CATHY WURZER: Gosh, I hope you were paid extra for that. Probably not, but we bless you for doing that. Bless you for doing that.

I know you're going to kind of put this to rest-- or you did, actually, yesterday. You could have kept going I guess, but why did you decide to put an end to it?

DAVID MONTGOMERY: I had announced I was ending it yesterday. I decided to keep it going for just another couple of weeks only because there's a bit of a data lag. And so I want to make sure that we get all the 2023 data reported. And that'll take a couple of weeks into January for the Health Department to put that out.

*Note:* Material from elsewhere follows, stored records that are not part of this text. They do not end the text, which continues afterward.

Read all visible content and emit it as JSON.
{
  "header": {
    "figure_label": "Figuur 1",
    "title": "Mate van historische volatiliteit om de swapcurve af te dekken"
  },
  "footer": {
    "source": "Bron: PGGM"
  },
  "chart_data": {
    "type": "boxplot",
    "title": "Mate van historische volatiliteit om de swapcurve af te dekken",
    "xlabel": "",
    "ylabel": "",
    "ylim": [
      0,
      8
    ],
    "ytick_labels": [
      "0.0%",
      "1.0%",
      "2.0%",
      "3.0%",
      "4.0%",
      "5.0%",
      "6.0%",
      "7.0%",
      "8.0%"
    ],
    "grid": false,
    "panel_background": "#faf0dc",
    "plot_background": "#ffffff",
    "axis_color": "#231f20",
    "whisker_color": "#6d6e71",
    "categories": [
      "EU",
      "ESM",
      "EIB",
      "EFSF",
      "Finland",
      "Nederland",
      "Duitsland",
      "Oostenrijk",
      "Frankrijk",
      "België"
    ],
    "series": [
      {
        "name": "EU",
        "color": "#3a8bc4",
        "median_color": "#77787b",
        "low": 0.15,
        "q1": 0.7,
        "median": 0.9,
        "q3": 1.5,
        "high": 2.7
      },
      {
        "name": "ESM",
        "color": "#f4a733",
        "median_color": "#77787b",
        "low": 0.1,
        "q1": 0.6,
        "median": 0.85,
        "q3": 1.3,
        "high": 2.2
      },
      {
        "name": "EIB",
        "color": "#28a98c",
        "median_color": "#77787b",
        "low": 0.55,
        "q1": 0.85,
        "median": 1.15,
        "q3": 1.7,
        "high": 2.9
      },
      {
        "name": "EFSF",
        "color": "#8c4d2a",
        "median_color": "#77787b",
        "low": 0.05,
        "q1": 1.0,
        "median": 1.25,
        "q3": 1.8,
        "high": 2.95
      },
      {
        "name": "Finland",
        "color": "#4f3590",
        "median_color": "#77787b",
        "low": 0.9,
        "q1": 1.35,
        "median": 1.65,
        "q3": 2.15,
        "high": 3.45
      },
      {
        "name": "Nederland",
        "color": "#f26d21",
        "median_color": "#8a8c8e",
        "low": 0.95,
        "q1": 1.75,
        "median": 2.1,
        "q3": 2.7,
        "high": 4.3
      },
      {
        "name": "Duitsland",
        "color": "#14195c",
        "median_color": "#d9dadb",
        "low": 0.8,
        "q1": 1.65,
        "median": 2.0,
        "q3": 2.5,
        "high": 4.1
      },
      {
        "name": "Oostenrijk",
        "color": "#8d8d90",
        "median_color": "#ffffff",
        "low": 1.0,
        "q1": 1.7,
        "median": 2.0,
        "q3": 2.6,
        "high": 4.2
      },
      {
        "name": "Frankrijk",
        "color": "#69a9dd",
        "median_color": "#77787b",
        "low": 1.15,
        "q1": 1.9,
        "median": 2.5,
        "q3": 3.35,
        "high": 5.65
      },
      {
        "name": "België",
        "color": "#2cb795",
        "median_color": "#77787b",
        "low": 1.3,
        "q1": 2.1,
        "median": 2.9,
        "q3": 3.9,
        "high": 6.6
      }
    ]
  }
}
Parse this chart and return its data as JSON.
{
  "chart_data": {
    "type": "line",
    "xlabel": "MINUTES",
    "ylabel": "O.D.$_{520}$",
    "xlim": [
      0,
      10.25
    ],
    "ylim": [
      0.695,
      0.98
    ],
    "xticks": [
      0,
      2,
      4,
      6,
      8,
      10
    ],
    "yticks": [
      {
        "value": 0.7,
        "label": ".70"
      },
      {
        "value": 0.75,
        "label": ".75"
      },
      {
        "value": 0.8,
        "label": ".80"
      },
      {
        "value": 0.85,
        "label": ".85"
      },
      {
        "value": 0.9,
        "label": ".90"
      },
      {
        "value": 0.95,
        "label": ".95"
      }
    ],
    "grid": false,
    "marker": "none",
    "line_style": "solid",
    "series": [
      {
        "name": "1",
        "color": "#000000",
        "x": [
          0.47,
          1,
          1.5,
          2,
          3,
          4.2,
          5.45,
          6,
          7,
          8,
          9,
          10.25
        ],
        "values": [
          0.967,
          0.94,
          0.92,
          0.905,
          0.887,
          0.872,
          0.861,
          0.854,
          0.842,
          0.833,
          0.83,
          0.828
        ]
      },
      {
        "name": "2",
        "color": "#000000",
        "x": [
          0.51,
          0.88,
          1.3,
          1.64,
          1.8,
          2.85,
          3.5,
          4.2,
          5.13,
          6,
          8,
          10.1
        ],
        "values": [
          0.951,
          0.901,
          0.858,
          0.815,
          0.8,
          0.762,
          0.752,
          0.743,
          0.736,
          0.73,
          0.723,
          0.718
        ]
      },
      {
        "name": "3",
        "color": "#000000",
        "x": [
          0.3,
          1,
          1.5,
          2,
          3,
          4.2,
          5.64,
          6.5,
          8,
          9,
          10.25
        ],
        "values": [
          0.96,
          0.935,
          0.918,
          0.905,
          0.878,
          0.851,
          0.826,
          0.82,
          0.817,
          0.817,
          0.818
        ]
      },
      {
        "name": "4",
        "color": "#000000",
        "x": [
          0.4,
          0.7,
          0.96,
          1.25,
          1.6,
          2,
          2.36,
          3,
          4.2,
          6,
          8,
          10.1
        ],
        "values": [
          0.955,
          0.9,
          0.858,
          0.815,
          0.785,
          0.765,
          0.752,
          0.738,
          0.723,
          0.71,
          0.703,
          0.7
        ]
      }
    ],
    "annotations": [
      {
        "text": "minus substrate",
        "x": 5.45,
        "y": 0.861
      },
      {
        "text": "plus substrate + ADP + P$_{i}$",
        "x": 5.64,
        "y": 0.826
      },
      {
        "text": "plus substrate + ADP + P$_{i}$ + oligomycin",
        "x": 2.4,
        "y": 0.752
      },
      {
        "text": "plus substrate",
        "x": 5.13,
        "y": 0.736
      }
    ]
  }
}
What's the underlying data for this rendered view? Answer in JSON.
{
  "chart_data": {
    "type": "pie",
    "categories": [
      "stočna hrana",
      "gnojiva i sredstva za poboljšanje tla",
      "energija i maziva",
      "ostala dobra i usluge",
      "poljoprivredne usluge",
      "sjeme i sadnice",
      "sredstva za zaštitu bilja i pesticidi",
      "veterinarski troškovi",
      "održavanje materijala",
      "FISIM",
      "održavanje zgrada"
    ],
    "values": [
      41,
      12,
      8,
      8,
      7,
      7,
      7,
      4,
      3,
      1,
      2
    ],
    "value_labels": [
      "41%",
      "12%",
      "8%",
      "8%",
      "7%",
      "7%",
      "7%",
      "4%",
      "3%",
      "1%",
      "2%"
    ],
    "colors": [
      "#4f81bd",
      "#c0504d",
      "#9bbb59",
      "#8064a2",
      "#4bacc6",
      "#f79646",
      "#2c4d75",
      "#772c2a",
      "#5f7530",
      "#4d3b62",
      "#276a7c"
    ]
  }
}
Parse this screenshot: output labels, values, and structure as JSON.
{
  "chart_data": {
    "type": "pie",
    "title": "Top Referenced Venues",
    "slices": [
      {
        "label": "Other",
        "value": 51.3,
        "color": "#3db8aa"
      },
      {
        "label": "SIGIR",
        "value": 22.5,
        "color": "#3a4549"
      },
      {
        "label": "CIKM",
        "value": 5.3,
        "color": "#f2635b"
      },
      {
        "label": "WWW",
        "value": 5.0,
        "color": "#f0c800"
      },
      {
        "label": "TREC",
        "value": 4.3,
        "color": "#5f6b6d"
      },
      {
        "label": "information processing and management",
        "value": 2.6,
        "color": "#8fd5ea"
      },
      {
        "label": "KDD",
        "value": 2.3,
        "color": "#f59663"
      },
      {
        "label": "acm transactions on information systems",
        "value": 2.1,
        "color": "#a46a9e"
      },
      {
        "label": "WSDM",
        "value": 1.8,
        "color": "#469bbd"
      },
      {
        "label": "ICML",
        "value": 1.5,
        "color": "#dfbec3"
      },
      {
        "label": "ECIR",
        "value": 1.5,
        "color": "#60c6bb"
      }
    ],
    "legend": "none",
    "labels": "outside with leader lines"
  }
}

But once we get sort of the 2023 data complete, then I'll stop updating it.

CATHY WURZER: OK.

DAVID MONTGOMERY: Ultimately, though, the reason was that-- I mean, I think that public interest in this has gone down. Certainly, there are some people who are very interested in this data still for a variety of reasons-- people who are immunocompromised or otherwise at risk. But the public interest is definitely less than it was a few years ago. And the data has greatly diminished.

We're no longer getting wastewater data from the Met Council. The State Health Department, which was putting out dozens of metrics every day, is now basically just reporting hospitalizations and deaths. And all these levels are much lower than they were during the big spikes back in the pandemic.

And there's never a perfect time. And by now, my process is mostly automated. But it just felt like a good time to set aside this burden of having to continually update this for a increasingly diminished public interest. I do regret that there are some people who were still making heavy use of this and they're going to now lose this data. But it couldn't keep going forever.

CATHY WURZER: Well, you were a steady source of certainty during a time of much uncertainty. And you were just such a rock through this whole thing, David. It was really a pleasure working with you. And thanks for the really great work that you did.

DAVID MONTGOMERY: Well, thank you, Cathy. Thanks to MPR for providing a great place to work and a great venue to help share my research with Minnesota.

CATHY WURZER: Say it before you go, YouGov America. I've never heard of it. What is It?

DAVID MONTGOMERY: We're one of the largest polling firms in the US. We do a lot of both election related polling and more lighthearted polling. We just ran a poll the other day on how many books people had read in 2023, for example.

CATHY WURZER: All right, that sounds like fun. David, I wish you all the best. Thanks much.

DAVID MONTGOMERY: Thanks. Thanks, Cathy.